Genre: Country ,Bluegrass
Origin: U.S.A
Listen on Coda
A set of numbers suitable for a bluegrass group called Summer Wages could easily be assembled from titles such as “Summertime Blues,” “Get a Job,” and “Take This Job and Shove It.” The band itself, however, took its name from an existing composition: Ian Tyson’s “Summer Wages.” The Canadian cowboy songwriter’s piece remains far better known than the three Rebel albums the North Carolina and Georgia pickers issued in the 1980s. Parallel cases range from the little-known pairing of the song “Talk Talk” with the band Talk Talk to the globally recognized “Rollin’ Stone” and the Rolling Stones. The opposite occurrence—songs titled after groups—appears in Margo Guryan’s “Spanky and Our Gang” and Neil Young’s “Buffalo Springfield.”

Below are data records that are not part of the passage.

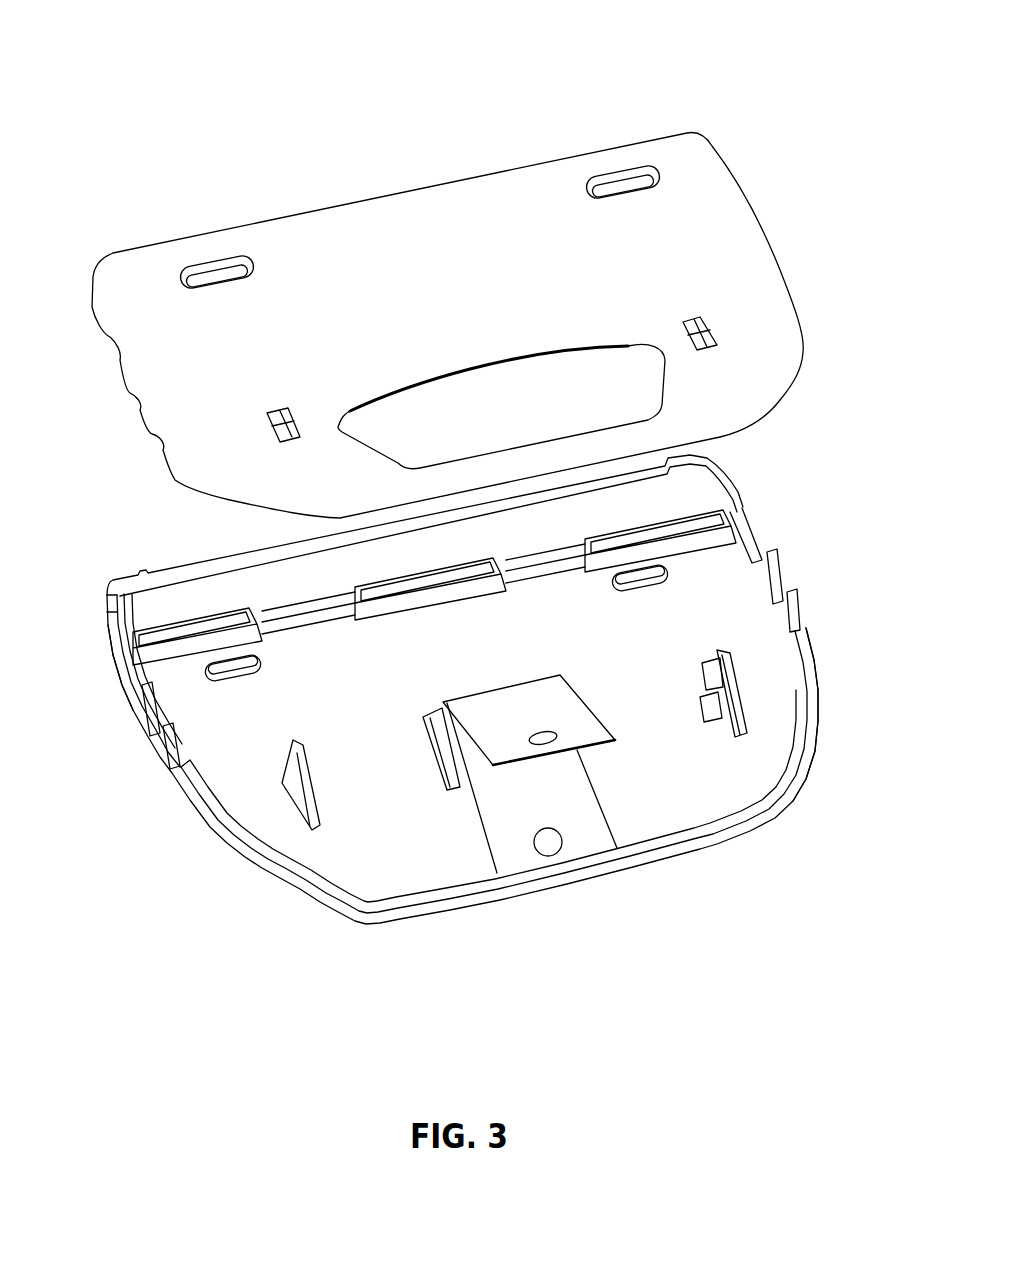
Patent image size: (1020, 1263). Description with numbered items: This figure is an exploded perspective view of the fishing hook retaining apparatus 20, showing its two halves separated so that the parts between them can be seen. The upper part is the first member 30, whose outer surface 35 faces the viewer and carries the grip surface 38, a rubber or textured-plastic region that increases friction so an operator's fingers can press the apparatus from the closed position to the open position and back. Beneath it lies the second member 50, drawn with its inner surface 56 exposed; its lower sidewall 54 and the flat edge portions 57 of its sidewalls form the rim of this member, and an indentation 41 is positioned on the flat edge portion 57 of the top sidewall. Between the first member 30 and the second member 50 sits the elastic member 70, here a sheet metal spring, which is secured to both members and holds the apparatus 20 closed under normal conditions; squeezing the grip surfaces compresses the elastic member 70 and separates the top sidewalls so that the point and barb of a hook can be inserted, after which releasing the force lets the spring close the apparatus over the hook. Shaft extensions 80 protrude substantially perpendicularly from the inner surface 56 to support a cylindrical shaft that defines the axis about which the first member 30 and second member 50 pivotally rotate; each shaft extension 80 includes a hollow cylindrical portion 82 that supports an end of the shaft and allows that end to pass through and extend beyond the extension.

The fishing hook retaining apparatus 20 is at (205, 146).
The first member 30 is at (791, 212).
The outer surface 35 is at (350, 317).
The grip surface 38 is at (493, 407).
The indentation 41 is at (240, 563).
The second member 50 is at (795, 523).
The lower sidewall 54 is at (708, 843).
The inner surface 56 is at (388, 768).
The flat edge portion 57 is at (113, 613).
The elastic member 70 is at (563, 807).
The shaft extensions 80 is at (290, 785).
The hollow cylindrical portion 82 is at (707, 667).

Among Tyson’s several affecting, life-drawn lyrics, “Summer Wages” stands out for the number of covers it received, including those by Nanci Griffith and Bobby Bare, the latter sometimes judged to have delivered the definitive reading. J.D. Crowe’s progressive bluegrass treatment further embedded the tune in the genre’s repertoire. Once a non-bluegrass number receives such an arrangement, it generally becomes available to any pickers who wish to tackle it—an openness that does not extend to Sting’s “Every Breath You Take.”

Summer Wages released a self-titled debut on Rebel in 1983, followed by two additional albums, the last of which appeared in 1987 under the ironic title Can’t Stop Now. Although accounts occasionally credit mandolinist Jim Mills—later a member of the Ricky Skaggs Band and Doyle Lawson & Quicksilver—with founding the group, Mills actually joined an already existing lineup immediately after high school and remained for roughly two and a half years. Another member, banjoist and guitarist Steve “Big Man” Dilling, was born on an Air Force base in Puerto Rico and had previously worked with Stoney Run String Band, the Bass Mountain Boys, and the Lonesome River Band. Rebel eventually allowed the catalog to fall out of print, with the exception of selections included in the box set Rebel Records: 35 Years of the Best of Bluegrass.